In severe cases heat-related injuries to workers are fatal. Unfortunately, OSHA’s records are filled with stories of employees that have died from the heat. According to the data compiled by the U.S. Bureau of Labor Statistics, over 350 workers nationwide have died from heat-related illness.
Even though construction workers make up one-third of these worker deaths, workers in industries such as landscaping, agriculture, and transportation are also vulnerable to the dangers of extreme heat.
For the last several years, labor leaders have called on the federal government to create national regulations that lay out steps employers should take to ensure their workers were safe when working in extreme heat. Last month, U.S. Reps. Judy Chu (D-Calif) and Raúl Grijalva (D-Ariz.) introduced legislation that would, for the very first time, require OSHA to develop heat-related workplace standards.
Currently, only three states have heat-related labor standards in place: California and Washington, which protect workers that are outdoors, and Minnesota, that safeguards employees that work inside. California created regulations in response to a wave of farmworker deaths more than a decade ago. In other states, like New Jersey, employees have to take matters in their own hands. A New Jersey nurse, Theresa Klenk, has started an online petition to get the United Parcel Service (UPS) to add air conditioners on its trucks. She wants to protect her husband and other UPS drivers from becoming ill from excessive heat.

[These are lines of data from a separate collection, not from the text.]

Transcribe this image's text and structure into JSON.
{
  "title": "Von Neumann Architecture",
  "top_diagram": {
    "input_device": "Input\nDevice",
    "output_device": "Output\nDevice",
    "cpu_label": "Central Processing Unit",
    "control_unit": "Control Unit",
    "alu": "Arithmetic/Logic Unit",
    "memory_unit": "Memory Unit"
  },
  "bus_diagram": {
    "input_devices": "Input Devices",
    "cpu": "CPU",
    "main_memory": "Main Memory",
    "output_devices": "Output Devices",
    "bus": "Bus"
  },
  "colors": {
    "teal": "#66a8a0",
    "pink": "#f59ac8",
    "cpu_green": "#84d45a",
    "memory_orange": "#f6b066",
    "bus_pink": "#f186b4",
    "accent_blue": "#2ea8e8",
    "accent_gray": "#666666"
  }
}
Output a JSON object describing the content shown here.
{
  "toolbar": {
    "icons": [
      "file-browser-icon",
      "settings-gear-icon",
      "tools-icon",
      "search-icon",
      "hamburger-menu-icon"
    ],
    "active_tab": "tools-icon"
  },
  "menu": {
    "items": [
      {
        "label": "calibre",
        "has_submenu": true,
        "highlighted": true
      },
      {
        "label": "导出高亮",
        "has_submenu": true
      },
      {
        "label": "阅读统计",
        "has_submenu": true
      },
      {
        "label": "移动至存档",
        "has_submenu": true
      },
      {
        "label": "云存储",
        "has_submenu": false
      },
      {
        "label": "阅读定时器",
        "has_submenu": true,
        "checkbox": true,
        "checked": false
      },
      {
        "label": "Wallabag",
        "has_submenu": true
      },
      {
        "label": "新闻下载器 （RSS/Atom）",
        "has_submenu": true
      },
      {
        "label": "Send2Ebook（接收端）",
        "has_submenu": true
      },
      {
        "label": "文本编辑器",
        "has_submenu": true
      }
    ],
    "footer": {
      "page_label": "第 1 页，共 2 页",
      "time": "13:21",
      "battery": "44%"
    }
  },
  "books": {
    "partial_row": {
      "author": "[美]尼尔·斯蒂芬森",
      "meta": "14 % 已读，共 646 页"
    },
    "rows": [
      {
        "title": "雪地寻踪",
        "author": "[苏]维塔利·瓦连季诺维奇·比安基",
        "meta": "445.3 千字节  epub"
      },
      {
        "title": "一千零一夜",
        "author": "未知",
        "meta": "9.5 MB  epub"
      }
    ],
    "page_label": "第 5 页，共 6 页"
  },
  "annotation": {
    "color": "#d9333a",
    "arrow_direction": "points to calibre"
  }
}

Workers in several cities spoke with WorkersCompensation.com about the safety measures they take when the temperatures heat up, and the changes they would like to see their employers adopt.
“On days at work where it’s over 90 degrees, I try and take a break in the shade every 20 minutes or so. I always apply sunblock, and I wear a hat. At all times, I always have a bottle of cold water with me,” said Tyler O’Connor-Hoy, an irrigation technician and groundskeeper for the Poway Unified School District in San Diego, Cal. “In my opinion, it would be great if my employer would provide me with some sort of temporary shade. Maybe something like a pop-up canopy, for instance. That would definitely help me out when I’m battling with the heat as I work.”
Amir Kashif, from Las Vegas, NV, has been a mail carrier for the United States Postal Service (USPS) for five years. “USPS needs more trucks that have air conditioning in them, and to be honest it should be mandatory,” he said. “Vegas’ weather is brutal for many months out of the year, and it doesn’t make sense that all trucks don’t come with AC.”
He added, “I make sure to bring water with me when I start my day, and I make a point to stop during my workday to rehydrate. They should give us clothing that is made to keep us cooler during these hot months.” Kashif also said that he hopes another fellow mail carrier does not have to lose his life, from working in extreme temperatures.
A mail carrier from Indiana who has worked for the company for just over three years and wished to be anonymous said in an emailed statement, “It’s a USPS policy that we can take as many breaks as necessary to be safe, but there is usually a lot of pressure to get the job done. So, I feel that on the one hand, the company does give us enough breaks when it comes to surviving the sweltering heat, but on the other, I don’t think they do.” He, like Kashif, also feels that all vehicles should have a/c or better ventilation, as well as insulation between the cabin and the engine.
The mail carrier also noted that his customers often give him cold water, which helps out a lot. When he takes his extra breaks, he makes sure he takes them in well air-conditioned buildings and drinks plenty of water. When the weather is warm, he also moves at a slower pace, so he doesn’t exert himself.
WorkersCompensation.com reached out to USPS and UPS, but did not receive any comment from either organization before press time.
Employers are responsible for protecting their employees at all times from safety hazards, and that includes weather and extreme temperatures. To make sure they were doing so, OSHA introduced a campaign in 2011 to make sure that employers, as well as their workers, were educated about the dangers of working in hot temperatures. Training sessions, informational meetings, and outreach events were offered to millions of employers and workers so they could learn about protecting themselves and others while working in intense heat.
Last year, OSHA, in conjunction with the National Institute for Occupational Safety and Health (NIOSH), developed a free app. The OSHA-NIOSH Heat Safety Tool App can be downloaded on Android and iOS devices, can determine the heat index values, which measure how hot it actually feels to the skin, based on the combination of he temperature and humidity.